If for example you AC couple a waveform with a 50% duty cycle and 5 volts Pk-Pk, the waveform will be 2.5 volts above and 2.5 volts below the DC bias at the gate.
If the waveform duty cycle is 90%,
The peak will be (0.1 * 5V) = 0.5V above the DC bias. The valley will be (0.9 * 5V) = 4.5V below the DC bias.
If the waveform duty cycle is 10%,
The peak will be (0.9 * 5V) above the DC bias = 4.5V.
The valley will be (0.1 * 5V) 0.5v below the DC bias.
If the Gate bias is -2.5 volts in relation to the Source, then
90% peak = -2V
90% valley = -7V
This won't reliably turn off the Fet.
10% peak = +2V
10% valley = -3V
This won't reliably turn on the Fet.
The diode clamp circuit I described in my previous comment, acts as a DC restorer at the source of the FET, and works at any duty cycle except 0% and 100%, without requiring any DC offset circuitry.
Tom Blandino - 2005-27-11 14:33:00 PST -
This is a little more complicated than needed, and doesn't work well when the duty cycle is not 50%.
The simplist way to drive the P-Channel Fet reliably is to connect a resistor and switching diode in parallel across the source and gate of the P-channel FET.
The cathode of the diode goes to the source.
The drive signal is capacitively coupled to the gate as before. The resistor value should give a time constant with the DC coupling capacitor of at least 10 times the switching period.
This circuit guarantees that the off voltage is one diode drop above the source voltage supply, regardless of waveform duty cycle. The on voltage is equal to the drive voltage minus one diode drop.
I meant to say "source to gate" when I submitted this earlier.

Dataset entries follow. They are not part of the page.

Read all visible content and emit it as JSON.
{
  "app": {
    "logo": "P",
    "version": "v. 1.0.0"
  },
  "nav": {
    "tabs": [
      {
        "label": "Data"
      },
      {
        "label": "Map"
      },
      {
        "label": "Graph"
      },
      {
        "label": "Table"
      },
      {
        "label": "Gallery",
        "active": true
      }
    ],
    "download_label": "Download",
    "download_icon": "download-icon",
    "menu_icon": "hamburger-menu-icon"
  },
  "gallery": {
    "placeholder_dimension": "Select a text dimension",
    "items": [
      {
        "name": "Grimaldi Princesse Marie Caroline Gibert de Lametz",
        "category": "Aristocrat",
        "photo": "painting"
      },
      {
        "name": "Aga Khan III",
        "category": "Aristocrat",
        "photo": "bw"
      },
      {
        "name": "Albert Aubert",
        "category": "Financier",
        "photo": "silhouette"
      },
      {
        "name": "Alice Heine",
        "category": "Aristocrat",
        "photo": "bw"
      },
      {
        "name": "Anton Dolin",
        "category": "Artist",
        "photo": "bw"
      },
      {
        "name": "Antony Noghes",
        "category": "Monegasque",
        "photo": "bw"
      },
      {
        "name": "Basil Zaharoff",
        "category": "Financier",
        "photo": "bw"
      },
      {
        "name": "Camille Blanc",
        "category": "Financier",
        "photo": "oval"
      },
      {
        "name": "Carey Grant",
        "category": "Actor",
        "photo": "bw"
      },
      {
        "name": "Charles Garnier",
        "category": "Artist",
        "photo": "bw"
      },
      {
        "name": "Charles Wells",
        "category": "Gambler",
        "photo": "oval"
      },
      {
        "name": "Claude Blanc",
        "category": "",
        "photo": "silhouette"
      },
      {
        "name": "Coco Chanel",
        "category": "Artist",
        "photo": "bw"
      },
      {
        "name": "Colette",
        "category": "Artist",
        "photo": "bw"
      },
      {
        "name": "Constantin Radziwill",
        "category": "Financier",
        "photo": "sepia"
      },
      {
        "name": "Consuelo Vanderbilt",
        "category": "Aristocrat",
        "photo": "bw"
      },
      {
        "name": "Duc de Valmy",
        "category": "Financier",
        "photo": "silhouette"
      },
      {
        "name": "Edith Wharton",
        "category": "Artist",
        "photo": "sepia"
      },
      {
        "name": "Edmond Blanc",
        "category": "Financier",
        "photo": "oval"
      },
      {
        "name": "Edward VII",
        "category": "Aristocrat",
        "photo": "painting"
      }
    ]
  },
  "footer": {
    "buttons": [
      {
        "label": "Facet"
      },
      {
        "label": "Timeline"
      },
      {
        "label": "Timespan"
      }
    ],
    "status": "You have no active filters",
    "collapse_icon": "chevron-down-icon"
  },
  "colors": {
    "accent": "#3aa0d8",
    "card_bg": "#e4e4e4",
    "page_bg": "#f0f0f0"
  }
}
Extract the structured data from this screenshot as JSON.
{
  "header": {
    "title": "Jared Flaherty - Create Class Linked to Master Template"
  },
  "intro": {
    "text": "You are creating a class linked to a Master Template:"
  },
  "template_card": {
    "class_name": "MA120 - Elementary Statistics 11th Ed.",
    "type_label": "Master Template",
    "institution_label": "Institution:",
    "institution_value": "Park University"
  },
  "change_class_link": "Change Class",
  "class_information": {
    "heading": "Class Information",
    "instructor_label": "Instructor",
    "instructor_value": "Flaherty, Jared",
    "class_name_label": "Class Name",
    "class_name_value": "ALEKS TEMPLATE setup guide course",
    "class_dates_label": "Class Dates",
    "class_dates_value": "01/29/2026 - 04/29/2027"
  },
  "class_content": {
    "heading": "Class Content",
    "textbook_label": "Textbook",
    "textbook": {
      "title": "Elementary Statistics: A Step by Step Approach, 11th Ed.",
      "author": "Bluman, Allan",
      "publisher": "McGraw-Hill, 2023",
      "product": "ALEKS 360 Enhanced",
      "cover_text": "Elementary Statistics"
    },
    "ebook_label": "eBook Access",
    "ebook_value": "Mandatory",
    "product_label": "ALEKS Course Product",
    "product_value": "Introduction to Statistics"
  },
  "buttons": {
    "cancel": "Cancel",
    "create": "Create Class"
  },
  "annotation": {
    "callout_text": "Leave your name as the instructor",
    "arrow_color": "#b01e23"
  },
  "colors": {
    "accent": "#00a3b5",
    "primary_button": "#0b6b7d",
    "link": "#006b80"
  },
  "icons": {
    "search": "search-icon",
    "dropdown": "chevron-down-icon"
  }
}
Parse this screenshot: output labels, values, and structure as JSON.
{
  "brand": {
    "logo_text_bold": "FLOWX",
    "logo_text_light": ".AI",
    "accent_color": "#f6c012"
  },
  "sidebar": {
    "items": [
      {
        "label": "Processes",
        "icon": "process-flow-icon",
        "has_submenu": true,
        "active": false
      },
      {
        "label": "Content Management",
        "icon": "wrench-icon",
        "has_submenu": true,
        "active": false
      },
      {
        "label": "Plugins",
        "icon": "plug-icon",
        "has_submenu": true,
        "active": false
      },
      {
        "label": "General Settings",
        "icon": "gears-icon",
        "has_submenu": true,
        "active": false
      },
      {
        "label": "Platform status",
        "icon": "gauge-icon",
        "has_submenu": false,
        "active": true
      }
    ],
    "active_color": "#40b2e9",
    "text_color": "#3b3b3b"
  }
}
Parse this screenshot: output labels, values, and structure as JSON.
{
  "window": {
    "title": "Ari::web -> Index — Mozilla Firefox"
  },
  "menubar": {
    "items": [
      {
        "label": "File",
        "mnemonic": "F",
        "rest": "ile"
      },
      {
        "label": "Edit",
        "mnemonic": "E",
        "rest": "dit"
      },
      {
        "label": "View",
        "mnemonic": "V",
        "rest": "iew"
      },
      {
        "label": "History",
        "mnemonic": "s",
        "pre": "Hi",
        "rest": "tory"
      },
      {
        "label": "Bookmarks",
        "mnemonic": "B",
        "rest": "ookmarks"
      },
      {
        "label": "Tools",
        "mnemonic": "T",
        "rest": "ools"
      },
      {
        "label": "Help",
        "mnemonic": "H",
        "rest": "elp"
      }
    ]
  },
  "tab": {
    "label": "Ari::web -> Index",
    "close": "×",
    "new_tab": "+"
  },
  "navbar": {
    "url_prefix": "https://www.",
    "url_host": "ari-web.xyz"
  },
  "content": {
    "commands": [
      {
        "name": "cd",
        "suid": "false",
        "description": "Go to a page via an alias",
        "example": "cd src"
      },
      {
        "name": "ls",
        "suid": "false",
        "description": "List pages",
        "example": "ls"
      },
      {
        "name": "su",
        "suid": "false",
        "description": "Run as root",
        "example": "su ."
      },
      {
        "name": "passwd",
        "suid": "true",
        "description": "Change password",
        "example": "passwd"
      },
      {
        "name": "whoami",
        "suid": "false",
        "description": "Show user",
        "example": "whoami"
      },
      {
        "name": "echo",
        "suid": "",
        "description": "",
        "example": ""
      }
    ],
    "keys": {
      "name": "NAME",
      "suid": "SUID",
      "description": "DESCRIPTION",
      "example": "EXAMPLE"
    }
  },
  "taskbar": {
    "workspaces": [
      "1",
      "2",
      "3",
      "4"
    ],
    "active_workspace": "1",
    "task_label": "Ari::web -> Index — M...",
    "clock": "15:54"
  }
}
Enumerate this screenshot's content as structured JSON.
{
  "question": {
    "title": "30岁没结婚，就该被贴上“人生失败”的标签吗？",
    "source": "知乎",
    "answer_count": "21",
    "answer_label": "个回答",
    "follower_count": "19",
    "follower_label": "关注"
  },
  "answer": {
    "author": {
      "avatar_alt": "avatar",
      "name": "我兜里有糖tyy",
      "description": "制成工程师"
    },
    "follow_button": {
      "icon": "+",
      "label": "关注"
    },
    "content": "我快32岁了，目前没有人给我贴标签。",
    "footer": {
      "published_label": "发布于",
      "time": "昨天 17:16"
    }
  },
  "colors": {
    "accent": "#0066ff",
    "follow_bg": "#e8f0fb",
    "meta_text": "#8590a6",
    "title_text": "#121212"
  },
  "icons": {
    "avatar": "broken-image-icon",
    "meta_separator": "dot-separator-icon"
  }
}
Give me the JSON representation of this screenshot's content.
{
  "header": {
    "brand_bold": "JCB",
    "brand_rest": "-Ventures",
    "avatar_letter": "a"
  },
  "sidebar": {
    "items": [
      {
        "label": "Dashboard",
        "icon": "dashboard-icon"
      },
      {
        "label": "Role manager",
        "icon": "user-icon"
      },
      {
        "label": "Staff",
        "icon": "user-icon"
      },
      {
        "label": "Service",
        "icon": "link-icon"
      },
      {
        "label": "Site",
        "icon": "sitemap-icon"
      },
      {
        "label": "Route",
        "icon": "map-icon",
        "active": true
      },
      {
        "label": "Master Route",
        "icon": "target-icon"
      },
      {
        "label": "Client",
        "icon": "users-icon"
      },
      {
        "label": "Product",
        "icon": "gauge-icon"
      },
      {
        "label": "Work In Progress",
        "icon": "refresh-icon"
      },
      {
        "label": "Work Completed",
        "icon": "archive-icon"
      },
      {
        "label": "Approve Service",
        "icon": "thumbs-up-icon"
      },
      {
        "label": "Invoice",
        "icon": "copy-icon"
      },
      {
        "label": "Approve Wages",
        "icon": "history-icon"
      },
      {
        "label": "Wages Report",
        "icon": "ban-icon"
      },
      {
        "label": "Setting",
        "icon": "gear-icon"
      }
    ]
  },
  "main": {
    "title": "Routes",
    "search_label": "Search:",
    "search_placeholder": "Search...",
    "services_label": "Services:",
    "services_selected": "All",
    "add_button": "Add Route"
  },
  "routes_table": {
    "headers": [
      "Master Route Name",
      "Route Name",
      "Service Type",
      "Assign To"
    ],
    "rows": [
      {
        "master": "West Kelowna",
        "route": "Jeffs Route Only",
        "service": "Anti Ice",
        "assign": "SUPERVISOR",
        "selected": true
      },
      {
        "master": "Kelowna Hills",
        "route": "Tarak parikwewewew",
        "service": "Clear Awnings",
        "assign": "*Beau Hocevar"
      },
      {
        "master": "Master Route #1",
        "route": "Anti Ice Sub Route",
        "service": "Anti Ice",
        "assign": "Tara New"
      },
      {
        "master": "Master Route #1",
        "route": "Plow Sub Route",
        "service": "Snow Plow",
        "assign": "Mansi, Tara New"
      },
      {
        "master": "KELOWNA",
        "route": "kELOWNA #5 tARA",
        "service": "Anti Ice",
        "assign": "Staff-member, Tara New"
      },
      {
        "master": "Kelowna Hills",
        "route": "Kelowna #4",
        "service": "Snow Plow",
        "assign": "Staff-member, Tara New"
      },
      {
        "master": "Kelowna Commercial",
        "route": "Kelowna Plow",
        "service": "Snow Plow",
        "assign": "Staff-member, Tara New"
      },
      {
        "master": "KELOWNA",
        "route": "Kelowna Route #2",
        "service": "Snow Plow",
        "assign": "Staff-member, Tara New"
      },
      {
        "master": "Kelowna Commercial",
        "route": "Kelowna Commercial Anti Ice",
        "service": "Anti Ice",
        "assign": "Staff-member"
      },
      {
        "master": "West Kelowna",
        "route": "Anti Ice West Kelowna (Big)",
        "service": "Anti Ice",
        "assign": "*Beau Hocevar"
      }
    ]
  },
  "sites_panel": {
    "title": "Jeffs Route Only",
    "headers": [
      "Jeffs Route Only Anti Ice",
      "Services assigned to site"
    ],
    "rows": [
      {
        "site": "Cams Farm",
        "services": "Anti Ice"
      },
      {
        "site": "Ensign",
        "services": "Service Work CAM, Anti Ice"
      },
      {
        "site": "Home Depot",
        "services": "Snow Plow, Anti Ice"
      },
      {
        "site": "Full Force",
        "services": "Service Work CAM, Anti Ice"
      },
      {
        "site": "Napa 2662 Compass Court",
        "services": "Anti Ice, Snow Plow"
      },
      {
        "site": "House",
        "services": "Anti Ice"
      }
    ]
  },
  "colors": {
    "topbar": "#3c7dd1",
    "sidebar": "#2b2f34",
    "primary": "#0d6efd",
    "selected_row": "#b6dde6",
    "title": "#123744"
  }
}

This is corrected.
Tom Blandino - 2005-23-11 12:30:00 PST -
This is a little more complicated than needed, and doesn't work well when the duty cycle is not 50%.
The simplist way to drive the P-Channel Fet reliably is to connect a resistor and switching diode in parallel across the source and drain of the P-channel FET.
The cathode of the diode goes to the source.
The drive signal is capacitively coupled to the gate as before. The resistor value should give a time constant with the coupling capacitor of at least 10 times the switching period.
This circuit guarantees that the off voltage is one diode drop above the source voltage supply, regardless of waveform duty cycle. The on voltage is equal to the drive voltage minus one diode drop.
Tom Blandino - 2005-23-11 08:44:00 PST